PADA 2017, Palmer Keen mengantar seorang peneliti dan konservator alat musik tradisional dari Australia ke Wonosobo, Jawa Tengah. Di sana, Palmer merekam dan membuat video tentang alat musik unik bernama bundengan.

11 Mei 2019 | 00.00 WIB

Image of Tempo
Perbesar

Baca berita dengan sedikit iklan, klik di sini

Dia menyebut alat musik dari Wonosobo ini ajaib. Itu lantaran alat musik petik berbahan kelopak dan bilah bambu bersenar tersebut seolah-olah bisa memunculkan bunyi banyak gamelan sekaligus.

Memang benar. Suara mirip bunyi gamelan bisa keluar saat Tempo bertandang ke Desa Muduretno, Kabupaten Wonosobo, dan mendengar alat musik itu dimainkan. Bentuk alat musik itu mirip kumbang kelapa raksasa. Buhori, satu dari sedikit pelestari bundengan di desa berlatar Gunung Sumbing itu, memainkan dengan khidmat alat musik tersebut.
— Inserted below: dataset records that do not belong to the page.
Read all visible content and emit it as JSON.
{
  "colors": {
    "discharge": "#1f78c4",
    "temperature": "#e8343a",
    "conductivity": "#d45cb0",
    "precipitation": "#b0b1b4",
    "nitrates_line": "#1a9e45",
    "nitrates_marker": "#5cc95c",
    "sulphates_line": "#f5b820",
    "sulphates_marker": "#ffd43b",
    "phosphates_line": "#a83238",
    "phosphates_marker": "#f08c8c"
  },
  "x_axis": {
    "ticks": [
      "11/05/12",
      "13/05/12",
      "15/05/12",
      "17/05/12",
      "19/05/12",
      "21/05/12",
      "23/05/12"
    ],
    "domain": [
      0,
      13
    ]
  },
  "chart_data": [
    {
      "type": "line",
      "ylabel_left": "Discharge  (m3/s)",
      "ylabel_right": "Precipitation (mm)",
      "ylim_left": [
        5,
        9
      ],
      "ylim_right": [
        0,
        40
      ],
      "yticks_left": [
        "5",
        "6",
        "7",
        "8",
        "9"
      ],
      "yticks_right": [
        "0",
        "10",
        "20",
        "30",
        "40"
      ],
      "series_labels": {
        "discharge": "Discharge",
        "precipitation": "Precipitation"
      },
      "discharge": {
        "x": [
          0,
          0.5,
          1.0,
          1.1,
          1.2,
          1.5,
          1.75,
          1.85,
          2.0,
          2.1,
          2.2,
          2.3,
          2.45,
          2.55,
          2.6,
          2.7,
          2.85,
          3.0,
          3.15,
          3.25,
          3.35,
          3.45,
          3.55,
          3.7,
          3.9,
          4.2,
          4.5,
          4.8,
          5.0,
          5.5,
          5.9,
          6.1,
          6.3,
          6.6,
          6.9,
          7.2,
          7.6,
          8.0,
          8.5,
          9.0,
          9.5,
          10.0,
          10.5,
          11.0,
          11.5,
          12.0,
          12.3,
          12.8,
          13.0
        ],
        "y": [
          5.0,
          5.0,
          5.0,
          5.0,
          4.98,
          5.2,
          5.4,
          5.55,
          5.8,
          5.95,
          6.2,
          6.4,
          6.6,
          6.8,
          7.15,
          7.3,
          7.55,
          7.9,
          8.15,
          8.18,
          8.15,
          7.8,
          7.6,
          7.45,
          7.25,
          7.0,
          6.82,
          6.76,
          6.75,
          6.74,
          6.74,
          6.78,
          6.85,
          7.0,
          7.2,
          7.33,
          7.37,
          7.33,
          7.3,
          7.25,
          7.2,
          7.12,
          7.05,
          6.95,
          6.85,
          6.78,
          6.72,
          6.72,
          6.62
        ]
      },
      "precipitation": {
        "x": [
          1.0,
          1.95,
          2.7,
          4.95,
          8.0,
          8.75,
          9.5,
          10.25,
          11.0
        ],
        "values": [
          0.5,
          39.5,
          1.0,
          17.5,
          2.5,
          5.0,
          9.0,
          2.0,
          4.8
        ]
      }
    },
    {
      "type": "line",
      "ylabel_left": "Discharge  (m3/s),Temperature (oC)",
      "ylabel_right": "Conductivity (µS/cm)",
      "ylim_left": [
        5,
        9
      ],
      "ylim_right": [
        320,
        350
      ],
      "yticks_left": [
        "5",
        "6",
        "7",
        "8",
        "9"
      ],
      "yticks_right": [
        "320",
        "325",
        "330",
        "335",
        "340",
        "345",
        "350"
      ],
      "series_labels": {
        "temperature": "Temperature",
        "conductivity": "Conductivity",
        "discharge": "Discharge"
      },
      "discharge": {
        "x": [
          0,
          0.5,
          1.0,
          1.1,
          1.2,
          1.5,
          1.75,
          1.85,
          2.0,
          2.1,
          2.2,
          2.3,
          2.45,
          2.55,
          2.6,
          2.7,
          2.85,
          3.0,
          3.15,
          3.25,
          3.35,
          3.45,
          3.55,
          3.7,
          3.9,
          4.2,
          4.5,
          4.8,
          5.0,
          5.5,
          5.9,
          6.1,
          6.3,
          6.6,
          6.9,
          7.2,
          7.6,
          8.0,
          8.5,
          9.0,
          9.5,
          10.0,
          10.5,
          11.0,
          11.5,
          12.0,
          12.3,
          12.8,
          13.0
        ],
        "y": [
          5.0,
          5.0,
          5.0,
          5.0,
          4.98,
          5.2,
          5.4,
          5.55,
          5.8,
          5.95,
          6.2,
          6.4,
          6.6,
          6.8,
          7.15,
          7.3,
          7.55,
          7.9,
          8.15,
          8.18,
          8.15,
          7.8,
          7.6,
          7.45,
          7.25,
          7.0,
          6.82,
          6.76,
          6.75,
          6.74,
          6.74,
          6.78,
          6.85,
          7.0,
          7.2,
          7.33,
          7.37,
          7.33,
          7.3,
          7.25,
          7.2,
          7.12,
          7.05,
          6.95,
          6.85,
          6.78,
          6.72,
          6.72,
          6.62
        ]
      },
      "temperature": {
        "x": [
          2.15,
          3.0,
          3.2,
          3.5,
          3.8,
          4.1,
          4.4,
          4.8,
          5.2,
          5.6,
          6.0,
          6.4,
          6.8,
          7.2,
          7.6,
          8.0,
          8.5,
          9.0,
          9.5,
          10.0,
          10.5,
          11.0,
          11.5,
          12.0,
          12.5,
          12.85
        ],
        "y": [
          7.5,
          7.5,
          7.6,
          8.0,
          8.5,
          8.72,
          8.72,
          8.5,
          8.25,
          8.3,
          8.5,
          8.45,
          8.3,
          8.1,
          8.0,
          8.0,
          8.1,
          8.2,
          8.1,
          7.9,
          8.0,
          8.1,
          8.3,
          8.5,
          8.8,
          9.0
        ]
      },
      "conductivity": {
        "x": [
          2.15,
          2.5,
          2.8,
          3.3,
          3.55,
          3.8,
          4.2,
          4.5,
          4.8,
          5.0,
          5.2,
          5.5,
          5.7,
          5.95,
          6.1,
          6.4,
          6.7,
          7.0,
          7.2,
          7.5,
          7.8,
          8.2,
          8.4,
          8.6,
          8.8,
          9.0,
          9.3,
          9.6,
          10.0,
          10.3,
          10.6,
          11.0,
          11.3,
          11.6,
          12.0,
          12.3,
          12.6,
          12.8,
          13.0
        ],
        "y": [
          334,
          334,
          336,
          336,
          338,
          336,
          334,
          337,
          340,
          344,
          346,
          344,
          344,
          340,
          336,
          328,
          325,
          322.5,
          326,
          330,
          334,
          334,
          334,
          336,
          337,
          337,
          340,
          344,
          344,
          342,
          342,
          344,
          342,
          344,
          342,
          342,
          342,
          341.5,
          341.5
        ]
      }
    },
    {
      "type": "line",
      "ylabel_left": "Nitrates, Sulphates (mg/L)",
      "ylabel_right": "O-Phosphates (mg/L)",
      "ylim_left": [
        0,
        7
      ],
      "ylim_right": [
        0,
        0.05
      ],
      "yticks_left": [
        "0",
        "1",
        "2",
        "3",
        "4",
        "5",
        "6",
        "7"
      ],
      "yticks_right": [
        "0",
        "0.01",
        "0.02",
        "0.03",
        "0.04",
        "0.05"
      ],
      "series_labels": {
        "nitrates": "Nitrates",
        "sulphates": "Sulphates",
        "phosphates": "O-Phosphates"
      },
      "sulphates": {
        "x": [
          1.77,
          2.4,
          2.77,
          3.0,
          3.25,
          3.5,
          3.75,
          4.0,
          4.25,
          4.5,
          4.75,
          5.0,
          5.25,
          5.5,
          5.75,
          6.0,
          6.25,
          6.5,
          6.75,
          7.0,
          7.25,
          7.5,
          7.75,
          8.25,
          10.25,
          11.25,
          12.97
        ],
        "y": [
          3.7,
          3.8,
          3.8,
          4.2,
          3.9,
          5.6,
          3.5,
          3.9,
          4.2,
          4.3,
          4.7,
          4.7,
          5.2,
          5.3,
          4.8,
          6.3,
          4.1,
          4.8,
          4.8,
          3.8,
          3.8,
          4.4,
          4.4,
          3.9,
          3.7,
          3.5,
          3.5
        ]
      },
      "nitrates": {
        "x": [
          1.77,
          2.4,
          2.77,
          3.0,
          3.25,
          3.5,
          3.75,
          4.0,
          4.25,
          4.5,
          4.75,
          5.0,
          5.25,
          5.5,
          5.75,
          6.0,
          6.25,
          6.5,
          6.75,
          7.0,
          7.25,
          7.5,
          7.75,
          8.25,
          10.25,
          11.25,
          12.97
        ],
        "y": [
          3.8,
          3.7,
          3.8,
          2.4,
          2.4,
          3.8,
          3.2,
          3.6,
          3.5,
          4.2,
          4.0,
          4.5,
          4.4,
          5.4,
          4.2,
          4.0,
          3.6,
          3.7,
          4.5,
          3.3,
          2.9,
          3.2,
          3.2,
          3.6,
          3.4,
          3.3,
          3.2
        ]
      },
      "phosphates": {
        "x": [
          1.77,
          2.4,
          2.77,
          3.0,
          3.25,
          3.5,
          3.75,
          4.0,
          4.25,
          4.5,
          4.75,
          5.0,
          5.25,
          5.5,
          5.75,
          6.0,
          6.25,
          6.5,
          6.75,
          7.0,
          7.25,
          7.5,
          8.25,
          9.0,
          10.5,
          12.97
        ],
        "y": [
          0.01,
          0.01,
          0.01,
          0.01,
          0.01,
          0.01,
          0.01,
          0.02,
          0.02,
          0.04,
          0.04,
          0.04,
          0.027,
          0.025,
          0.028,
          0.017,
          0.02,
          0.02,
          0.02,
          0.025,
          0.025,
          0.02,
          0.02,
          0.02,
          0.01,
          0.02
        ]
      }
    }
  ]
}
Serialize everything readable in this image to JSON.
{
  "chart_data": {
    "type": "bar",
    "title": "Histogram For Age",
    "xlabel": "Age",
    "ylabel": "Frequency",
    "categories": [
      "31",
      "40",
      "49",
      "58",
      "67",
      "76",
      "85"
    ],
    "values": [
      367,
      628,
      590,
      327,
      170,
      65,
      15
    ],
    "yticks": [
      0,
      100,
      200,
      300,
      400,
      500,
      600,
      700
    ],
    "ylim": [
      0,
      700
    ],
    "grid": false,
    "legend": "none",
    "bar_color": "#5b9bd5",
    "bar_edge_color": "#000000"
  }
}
Buhori menyadari instrumen yang ia mainkan itu nyaris punah. Karena itu, ia berusaha menyalurkan keterampilannya bermain bundengan kepada anak muda Dusun Ngabean, Desa Maduretno, Kali Kajar. Kelas Buhori biasa berlangsung di rumah Munir, pelestari bundengan lain di kampung itu. Munir adalah adik Barnawi, tokoh pelestari bundengan yang sudah meninggal. Menurut Buhori, dulu banyak orang, termasuk dari luar negeri, datang ke desa itu untuk belajar kepada Barnawi. “Barnawi yang membuat bundengan mendunia,” kata -Buhori.

Buhori dan Munir-lah yang kini melanjutkan peran Barnawi melestarikan bundengan. Keduanya aktif dalam kelompok seni tradisi Kambang Laras, yang didirikan Barnawi. Kambang Laras laris diundang mengisi berbagai acara seni budaya pemerintah. Pada akhir April lalu, utusan dari Kementerian Pariwisata datang khusus ke Dusun Ngabean untuk melihat Buhori dan Munir memainkan bundengan. Mereka datang untuk tujuan proyek promosi seni dan pariwisata Indonesia.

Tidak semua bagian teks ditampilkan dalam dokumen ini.